Déplacés du Mali à Kouakourou : témoignages d’une vie brisée
Dans le village de Kouakourou, situé au cœur du Mali, les habitants ont été contraints de tout abandonner. Sous la pression des groupes armés, ils ont trouvé refuge à Mopti, où la survie s’organise tant bien que mal. Leurs récits révèlent une réalité cruelle, entre privations et désespoir.

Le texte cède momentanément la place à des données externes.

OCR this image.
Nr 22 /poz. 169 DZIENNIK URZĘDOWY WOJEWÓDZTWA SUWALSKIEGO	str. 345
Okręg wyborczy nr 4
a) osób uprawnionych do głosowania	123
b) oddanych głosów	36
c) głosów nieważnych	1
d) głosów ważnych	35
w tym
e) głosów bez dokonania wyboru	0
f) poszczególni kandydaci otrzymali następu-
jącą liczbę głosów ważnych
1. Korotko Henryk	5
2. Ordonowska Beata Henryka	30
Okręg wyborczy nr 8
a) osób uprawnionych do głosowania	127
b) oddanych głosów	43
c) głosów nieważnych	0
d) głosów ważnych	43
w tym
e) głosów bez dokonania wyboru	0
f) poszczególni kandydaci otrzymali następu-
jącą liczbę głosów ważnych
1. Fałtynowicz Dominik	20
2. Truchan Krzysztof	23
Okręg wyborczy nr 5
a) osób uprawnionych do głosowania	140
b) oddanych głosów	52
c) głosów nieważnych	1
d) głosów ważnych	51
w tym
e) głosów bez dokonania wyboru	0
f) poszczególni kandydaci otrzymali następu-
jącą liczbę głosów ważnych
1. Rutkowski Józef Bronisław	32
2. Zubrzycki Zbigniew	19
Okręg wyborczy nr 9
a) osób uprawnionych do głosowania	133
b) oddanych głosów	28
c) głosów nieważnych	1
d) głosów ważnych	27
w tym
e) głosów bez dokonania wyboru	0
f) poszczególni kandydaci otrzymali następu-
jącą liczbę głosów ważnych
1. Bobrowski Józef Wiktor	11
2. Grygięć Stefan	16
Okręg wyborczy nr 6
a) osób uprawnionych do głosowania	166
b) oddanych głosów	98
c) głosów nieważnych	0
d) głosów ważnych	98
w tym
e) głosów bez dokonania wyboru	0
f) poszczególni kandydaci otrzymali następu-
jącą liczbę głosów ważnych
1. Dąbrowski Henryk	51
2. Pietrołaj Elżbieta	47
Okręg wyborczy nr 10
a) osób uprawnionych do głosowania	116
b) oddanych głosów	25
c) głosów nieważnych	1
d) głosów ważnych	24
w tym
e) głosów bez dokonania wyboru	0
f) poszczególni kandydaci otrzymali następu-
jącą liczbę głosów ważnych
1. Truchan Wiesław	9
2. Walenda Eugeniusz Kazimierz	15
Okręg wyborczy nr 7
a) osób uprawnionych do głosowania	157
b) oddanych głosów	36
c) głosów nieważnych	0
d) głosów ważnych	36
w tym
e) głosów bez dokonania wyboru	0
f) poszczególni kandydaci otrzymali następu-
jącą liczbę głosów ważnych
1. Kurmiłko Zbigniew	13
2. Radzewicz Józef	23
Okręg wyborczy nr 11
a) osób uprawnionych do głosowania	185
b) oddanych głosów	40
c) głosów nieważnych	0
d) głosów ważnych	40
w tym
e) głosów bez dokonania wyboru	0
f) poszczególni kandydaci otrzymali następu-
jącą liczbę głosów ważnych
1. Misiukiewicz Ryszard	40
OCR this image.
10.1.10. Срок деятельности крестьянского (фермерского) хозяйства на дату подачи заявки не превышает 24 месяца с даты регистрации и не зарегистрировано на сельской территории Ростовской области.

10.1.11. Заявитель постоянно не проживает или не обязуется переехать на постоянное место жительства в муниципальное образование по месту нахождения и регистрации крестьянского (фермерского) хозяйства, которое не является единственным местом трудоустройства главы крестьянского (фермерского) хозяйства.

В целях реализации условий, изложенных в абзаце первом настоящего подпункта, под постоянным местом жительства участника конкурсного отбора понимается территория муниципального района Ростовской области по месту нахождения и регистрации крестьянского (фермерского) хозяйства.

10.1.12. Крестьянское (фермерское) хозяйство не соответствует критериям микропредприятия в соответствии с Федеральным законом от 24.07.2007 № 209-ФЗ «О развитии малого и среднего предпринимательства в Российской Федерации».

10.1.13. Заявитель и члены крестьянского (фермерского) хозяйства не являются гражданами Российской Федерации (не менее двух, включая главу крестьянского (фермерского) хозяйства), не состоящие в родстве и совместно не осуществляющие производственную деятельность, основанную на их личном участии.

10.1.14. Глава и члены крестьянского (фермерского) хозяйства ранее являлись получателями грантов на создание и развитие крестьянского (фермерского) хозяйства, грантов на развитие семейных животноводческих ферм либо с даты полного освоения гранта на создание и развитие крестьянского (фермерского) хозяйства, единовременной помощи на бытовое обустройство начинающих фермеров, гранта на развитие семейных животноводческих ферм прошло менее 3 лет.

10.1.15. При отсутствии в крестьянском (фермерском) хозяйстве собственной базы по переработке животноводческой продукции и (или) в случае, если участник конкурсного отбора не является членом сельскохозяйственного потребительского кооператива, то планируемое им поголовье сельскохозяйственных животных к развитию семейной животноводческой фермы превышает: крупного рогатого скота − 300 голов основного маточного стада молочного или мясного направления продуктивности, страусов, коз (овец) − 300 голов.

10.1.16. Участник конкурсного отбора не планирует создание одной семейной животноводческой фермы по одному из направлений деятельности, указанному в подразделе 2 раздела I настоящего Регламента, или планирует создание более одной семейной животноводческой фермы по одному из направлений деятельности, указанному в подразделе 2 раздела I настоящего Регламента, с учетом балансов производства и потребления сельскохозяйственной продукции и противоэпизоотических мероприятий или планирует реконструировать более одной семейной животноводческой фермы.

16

Une installation précaire dans une école de Mopti
Les déplacés de Kouakourou ont été accueillis dans une école de Mopti, transformée en abri temporaire. Bien que l’aide alimentaire soit présente, les conditions de vie restent précaires. « On nous a distribué du riz, du thé, du sucre, de l’huile et du lait en poudre », raconte un habitant. « Cette aide provient d’une personne généreuse, et la mairie en organise les distributions. »
Pourtant, vivre dans ces murs n’a rien d’une solution durable. « Certains dorment dehors, dans la cour de l’école », confie-t-il. « Quand les pluies surviennent, nous nous entassons dans les salles de classe. Ce n’est pas une vie, c’est une survie. » Avec plus de 400 personnes entassées dans le même lieu, l’espace et l’intimité font défaut.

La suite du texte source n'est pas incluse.